Both s3:ListAllMyBuckets and s3:GetBucketLocation are required on resource arn:aws:s3:::* in order for end users to use the client program ExpanDrive (which has a nice interface that treats S3 as a drive on PC or Mac). Some other client programs, such as CyberDuck, seem to be fine with only s3:ListAllMyBuckets on arn:aws:s3:::*.
MaximeBernard over 8 years

AWS responding: This policy contains the following error: The policy must contain a valid version string
jjanczyszyn over 8 years

that's right - I corrected my response -><br/> there are only two possible values here: <br/>*2012-10-17* and 2008-10-17. <br/>Further reference can be found here: <br/>docs.aws.amazon.com/IAM/latest/UserGuide/…
MaximeBernard over 8 years

Any idea about the (listing included) meaning how to list only the bucket the user is allowed to get in? So far (and according to all other answers), it seems like AWS won't let you do that.
Jamie Popkin over 7 years

This works well. Would be optimal if users couldn't explore outside the bucket view.... But I'll take it. Thanks @BFar.
Andy Fusniak about 7 years

Also, for Solution (1) if you want to use web hosting with a bucket then the bucket name must match the domain name.
AndreKR about 7 years

This is horrible advice.
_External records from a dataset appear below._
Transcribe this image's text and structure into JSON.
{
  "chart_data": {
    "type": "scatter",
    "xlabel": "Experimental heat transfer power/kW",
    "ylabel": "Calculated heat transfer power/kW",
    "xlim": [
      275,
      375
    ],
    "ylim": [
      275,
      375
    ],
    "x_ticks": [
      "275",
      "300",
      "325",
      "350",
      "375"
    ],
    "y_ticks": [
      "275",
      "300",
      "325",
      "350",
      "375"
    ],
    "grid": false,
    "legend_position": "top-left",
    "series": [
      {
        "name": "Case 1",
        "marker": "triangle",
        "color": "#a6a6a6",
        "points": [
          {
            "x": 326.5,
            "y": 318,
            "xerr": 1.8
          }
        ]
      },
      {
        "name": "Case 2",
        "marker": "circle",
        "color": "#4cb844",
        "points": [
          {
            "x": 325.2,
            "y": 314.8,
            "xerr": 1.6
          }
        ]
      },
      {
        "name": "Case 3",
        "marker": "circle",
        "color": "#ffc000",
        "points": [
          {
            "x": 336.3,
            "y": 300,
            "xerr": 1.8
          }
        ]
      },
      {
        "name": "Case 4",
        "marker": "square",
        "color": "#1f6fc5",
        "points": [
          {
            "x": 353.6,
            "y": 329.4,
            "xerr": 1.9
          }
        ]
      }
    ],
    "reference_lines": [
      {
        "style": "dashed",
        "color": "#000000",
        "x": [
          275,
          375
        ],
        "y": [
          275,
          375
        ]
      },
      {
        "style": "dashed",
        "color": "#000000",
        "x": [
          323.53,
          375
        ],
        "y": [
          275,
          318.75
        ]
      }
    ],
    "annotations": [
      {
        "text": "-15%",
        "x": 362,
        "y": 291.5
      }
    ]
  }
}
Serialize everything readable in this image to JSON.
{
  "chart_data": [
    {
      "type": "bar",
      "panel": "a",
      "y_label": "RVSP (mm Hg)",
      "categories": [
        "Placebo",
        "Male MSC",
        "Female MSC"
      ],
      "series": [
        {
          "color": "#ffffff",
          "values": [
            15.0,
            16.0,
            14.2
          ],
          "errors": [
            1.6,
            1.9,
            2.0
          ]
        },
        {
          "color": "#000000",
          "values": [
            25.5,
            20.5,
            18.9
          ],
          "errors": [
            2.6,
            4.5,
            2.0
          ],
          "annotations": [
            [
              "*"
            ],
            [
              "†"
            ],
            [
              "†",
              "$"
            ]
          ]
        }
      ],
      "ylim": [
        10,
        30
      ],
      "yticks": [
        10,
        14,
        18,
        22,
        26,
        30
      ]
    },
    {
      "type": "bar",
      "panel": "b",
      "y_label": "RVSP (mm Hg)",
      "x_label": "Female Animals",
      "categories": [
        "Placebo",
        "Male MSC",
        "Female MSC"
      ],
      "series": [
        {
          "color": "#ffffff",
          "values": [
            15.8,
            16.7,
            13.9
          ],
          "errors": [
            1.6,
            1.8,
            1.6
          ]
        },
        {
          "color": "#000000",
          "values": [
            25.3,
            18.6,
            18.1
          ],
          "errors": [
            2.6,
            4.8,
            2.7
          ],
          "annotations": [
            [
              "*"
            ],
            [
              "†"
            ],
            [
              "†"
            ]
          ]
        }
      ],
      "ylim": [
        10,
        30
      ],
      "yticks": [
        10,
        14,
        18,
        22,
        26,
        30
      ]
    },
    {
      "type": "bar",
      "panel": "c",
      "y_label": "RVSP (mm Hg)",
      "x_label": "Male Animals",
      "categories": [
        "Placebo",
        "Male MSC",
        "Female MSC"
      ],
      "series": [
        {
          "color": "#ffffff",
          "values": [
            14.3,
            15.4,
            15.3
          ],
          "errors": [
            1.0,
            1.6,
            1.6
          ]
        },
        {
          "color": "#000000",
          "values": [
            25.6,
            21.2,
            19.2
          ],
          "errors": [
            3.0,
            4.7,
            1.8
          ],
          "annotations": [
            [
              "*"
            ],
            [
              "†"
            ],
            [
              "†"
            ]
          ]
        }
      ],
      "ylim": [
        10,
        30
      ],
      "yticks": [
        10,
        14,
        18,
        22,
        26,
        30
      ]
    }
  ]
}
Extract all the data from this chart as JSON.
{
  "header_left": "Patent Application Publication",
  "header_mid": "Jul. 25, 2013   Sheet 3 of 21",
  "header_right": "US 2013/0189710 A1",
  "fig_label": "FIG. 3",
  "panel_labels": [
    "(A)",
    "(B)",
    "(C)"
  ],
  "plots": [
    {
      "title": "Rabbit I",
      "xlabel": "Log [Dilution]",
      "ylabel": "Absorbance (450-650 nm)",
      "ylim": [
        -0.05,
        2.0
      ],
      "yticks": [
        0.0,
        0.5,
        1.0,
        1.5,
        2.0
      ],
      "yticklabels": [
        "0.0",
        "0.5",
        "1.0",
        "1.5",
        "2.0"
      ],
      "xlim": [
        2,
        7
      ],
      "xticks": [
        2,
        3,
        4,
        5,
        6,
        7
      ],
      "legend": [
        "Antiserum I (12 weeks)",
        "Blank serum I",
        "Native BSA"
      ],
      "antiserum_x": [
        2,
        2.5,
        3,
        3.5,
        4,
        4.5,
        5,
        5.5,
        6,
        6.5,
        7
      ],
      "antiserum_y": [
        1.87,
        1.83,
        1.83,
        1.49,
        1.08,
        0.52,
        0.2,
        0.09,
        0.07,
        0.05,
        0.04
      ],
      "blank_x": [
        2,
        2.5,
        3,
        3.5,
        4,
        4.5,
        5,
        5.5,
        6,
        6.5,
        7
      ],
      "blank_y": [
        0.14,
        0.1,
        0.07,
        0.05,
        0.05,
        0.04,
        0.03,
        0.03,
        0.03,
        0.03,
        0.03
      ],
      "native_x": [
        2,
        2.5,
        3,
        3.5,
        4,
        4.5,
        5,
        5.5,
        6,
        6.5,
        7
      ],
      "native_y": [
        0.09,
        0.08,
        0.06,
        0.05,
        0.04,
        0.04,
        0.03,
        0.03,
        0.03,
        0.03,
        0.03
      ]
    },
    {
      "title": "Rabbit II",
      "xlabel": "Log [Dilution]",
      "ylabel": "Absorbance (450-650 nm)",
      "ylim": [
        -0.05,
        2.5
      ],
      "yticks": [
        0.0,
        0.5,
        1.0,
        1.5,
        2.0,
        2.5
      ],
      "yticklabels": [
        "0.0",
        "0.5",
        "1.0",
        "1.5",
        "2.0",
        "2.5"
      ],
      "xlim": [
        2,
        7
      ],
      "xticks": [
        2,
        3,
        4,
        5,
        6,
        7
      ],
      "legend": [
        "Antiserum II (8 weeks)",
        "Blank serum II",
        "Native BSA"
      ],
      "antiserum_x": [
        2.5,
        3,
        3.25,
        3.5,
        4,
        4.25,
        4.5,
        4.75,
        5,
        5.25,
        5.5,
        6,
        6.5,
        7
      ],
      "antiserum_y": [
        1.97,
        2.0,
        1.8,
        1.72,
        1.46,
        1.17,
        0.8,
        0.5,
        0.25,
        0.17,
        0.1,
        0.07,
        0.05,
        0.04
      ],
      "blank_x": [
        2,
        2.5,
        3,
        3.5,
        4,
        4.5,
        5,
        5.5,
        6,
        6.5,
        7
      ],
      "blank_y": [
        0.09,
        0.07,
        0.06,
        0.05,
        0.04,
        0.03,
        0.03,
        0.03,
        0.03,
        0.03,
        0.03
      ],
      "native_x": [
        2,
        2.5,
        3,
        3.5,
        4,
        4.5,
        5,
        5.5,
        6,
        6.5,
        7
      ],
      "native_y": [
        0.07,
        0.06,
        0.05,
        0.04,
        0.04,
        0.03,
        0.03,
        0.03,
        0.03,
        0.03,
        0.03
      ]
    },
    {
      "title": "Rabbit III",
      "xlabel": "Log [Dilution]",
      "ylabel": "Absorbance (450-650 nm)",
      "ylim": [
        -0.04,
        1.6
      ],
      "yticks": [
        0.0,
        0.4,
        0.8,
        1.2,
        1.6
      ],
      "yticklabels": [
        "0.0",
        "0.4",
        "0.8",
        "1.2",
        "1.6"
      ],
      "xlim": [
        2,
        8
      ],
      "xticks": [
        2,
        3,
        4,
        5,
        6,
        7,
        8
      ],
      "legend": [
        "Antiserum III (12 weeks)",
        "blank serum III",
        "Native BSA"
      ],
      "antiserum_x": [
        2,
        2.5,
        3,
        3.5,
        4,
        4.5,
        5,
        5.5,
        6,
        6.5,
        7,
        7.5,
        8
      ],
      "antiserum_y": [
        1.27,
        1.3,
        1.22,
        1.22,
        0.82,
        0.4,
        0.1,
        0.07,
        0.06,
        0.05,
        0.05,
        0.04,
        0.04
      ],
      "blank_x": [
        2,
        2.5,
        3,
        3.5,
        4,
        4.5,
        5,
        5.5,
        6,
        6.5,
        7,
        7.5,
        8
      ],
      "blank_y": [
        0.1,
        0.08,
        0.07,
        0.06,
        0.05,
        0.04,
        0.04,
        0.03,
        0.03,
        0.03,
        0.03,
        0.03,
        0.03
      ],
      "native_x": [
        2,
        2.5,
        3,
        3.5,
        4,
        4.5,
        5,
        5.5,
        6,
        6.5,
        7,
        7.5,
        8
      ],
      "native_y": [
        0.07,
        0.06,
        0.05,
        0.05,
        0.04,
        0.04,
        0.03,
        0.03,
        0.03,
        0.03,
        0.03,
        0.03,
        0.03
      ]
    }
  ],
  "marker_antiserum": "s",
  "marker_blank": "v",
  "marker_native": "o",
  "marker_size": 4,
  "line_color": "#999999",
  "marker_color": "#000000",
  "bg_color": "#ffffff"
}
It's dangerous and specifically what the OP didn't want. See the answers by Andreas Stankewitz and BFar for feasible workarounds.
Ondrej Galbavý over 6 years

You should explicitly grant access to resources. When you default grant access to all resources, you can accidentally omit resources you want to keep private. Also granting access to all S3 actions means user can make resources public or setup static hosting or do other harmful things.
Dave Gregory over 6 years

s3:* grants access to do anything, including delete a bucket. Sure you want that?
Saurabh almost 6 years

I think this is the only feasible solution in 2018 also.
Steve Horvath about 5 years

This is the ONE CORRECT answer, all the others will list every bucket - that should be hidden as per the original request.
dzhg about 5 years

Exactly what I need. Thanks.
Rishikesh Chandra over 4 years

I can still see the list of all buckets. Not working :(
Rishikesh Chandra over 4 years

I can still see the list of all buckets. Not working :(
Yevgeniy Afanasyev almost 3 years

This policy contains the following error: A managed policy must have a version string For more information about the IAM policy grammar, see AWS IAM Policies
Jrm_FRL over 2 years

This answer does not fill the questioner's need. Don't understand why it has so many upvotes.